Alguns foram espancados ou presos. Outros foram forçados a fugir das suas casas. Muitos têm os seus rostos filmados na obscuridade para proteger a identidade e evitar que as suas famílias sofram represálias.
Mas Sharma, 35 anos, que antes de realizar este documentário trabalhou como jornalista na Índia, explica que o seu objectivo não é atacar o Islão mas sim iniciar uma discussão sobre o dilema que força muitas pessoas a viverem vidas de um desespero silencioso. E aí, explica o realizador, é que está o significado por trás do título do filme: Jihad, sempre associada a guerra santa, significa literalmente "combate" ou "lutar no caminho de Deus".
"Há enormes diferenças entre os muçulmanos sobre a forma de lidar com a homossexualidade", diz Sharma. "Na maioria dos casos, optam por ignorar a sua existência desde que seja mantida secreta ou privada". O documentário - o primeiro deste realizador indiano -, foi filmado no Egipto, Turquia, Índia, África do Sul, França e outros países.

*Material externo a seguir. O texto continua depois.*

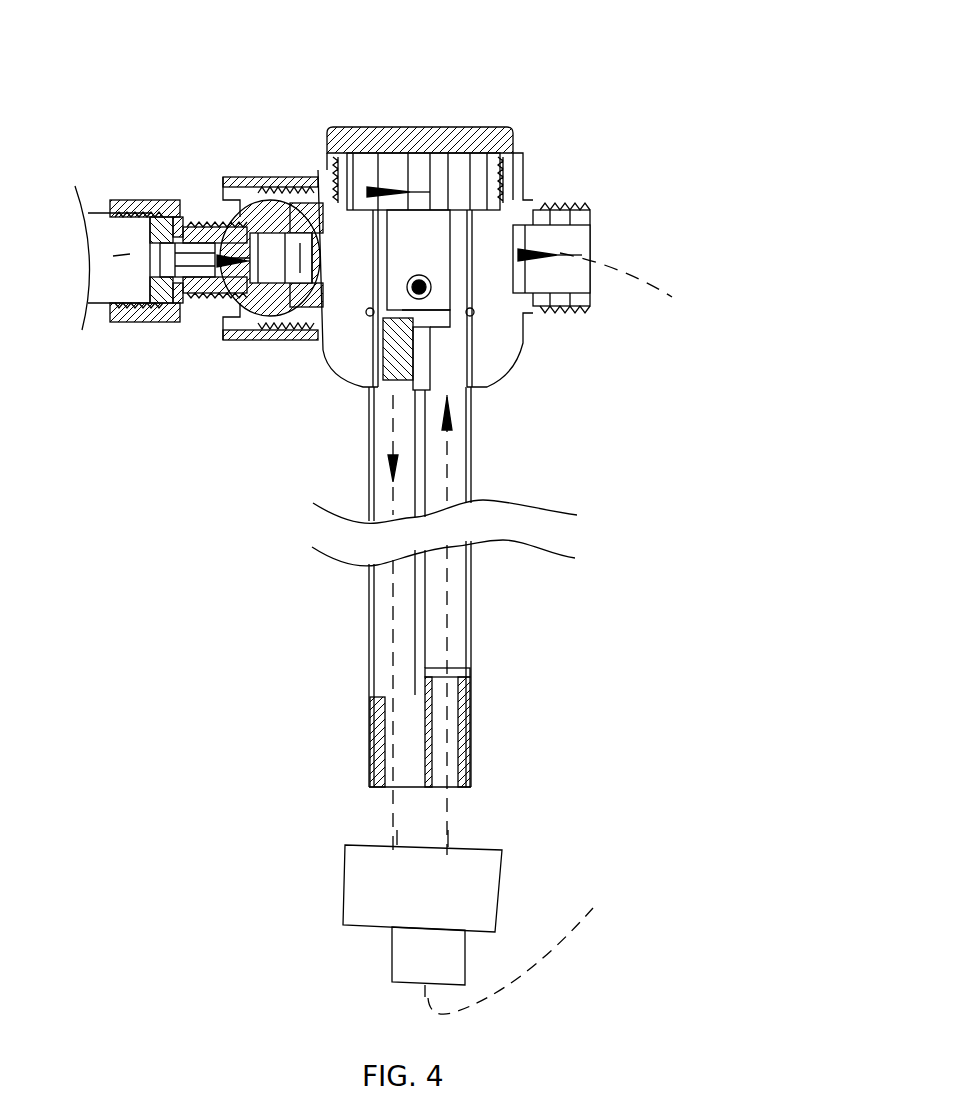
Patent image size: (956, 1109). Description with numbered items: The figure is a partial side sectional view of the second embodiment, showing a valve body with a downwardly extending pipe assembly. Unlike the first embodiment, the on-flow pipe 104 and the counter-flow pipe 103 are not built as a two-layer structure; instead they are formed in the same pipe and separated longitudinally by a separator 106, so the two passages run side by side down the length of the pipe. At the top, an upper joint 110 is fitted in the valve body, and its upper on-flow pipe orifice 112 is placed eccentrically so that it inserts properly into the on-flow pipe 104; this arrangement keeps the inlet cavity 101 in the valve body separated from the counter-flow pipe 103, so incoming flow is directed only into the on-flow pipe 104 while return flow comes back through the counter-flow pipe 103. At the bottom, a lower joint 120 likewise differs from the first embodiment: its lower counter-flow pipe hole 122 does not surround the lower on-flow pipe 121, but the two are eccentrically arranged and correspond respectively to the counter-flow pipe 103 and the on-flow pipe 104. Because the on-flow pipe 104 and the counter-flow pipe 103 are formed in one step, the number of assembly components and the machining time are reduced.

The inlet cavity 101 is at (402, 228).
The upper joint 110 is at (453, 210).
The upper on-flow pipe orifice 112 is at (420, 373).
The separator 106 is at (420, 440).
The on-flow pipe 104 is at (385, 640).
The counter-flow pipe 103 is at (458, 613).
The lower joint 120 is at (427, 680).
The lower counter-flow pipe hole 122 is at (452, 773).
The lower on-flow pipe 121 is at (393, 767).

O problema para muitos dos entrevistados por Sharma é que eles se recusam a manter-se silenciosos ou a ignorar o seu desejo de amar apesar dos riscos. E isso conduz, invariavelmente ao conflito com a sua religião, as suas famílias, os seus países e consigo próprios.
Veja-se a experiência de Mazen, um egípcio com 20 e poucos anos que no filme é preso durante uma rusga policial a uma discoteca gay e depois acaba por ser violado na prisão. Foge para França antes que uma segunda, e mais longa, sentença de prisão lhe possa ser aplicada. Hoje mantém a sua fé no islão. "Tenho a certeza que Deus tem uma razão para tudo aquilo que me aconteceu", diz ele no filme. "Sei que ele está sempre comigo".
Depois Maryam, uma lésbica também a viver em Paris, que mantém uma relação de longa-distância com a sua namorada, Maha, no Cairo. Numa das suas visitas a França, Maha pergunta: "Porque é que não podemos viver juntas e ao mesmo tempo viver com Deus?" Maryam responde: "Não sei se isso é possível. Não sei mesmo".
Para fazer A Jihad for Love, Sharma juntou-se à produtora Sandi DuBowski, que fez o documentário de 2001 Trembling Before G-d, sobre o que é ser gay ou lésbica ao mesmo tempo que se é judeu ortodoxo ou hassídico. Embora os dois filmes abordem questões semelhantes, o documentário de Sharma foi especialmente difícil de fazer por causa dos perigos (vigilância policial e ameaça de prisão) que ele conseguiu evitar.
Sharma - que se veste com jeans, óculos de aros vermelhos e um colar com uma medalha dourada com o nome de Alá gravado em árabe - diz que muitas vezes se fez passar por turista enquanto filmava, gravando as suas entrevistas no meio de imagens inócuas.
"A maior dificuldade foi estabelecer relações de confiança com cada uma das pessoas que aparece neste filme", conta.
A Jihad for Love estreou no Festival Internacional de Cinema de Toronto no passado mês de Setembro. Desde então foi exibido em festivais na Alemanha, México, Brasil, Índia, Grécia, Turquia, África do Sul e Inglaterra. Sharma diz que alguns dos seus amigos já fizeram entrar cópias do documentário no Irão, no Paquistão e na Malásia.
O filme gerou algumas reacções negativas. Foi banido em Singapura, o Conselho Judicial Muçulmano da África do Sul declarou Sharma apóstata e o realizador recebeu já algumas ameaças de morte no seu blogue onde, diga-se, a maior parte das mensagens sobre o filme são positivas.
No Outfest, depois de verem o documentário, muitos muçulmanos - hetero e homossexuais - disseram que ficaram satisfeitos por descobrir que Sharma retratou o Islão com respeito. "Como mulher muçulmana, achei que o seu filme é incrivelmente belo e espiritualmente inspirador", disse Nagwa Ibrahim, uma advogada de 30 anos, durante uma sessão de perguntas e respostas com o realizador. "Fiquei muito comovida com a humanidade do seu filme."
Sharma explicou que a perseverança dos seus entrevistados, e a sua disponibilidade para falarem abertamente sobre a sua luta, renovou a sua própria devoção ao Islão. "Encontrei um profundo respeito pela religião através destas pessoas, através da sua imensa religiosidade", disse. "Estou mais perto do que alguma vez consegui estar da fé profunda, da fé absoluta".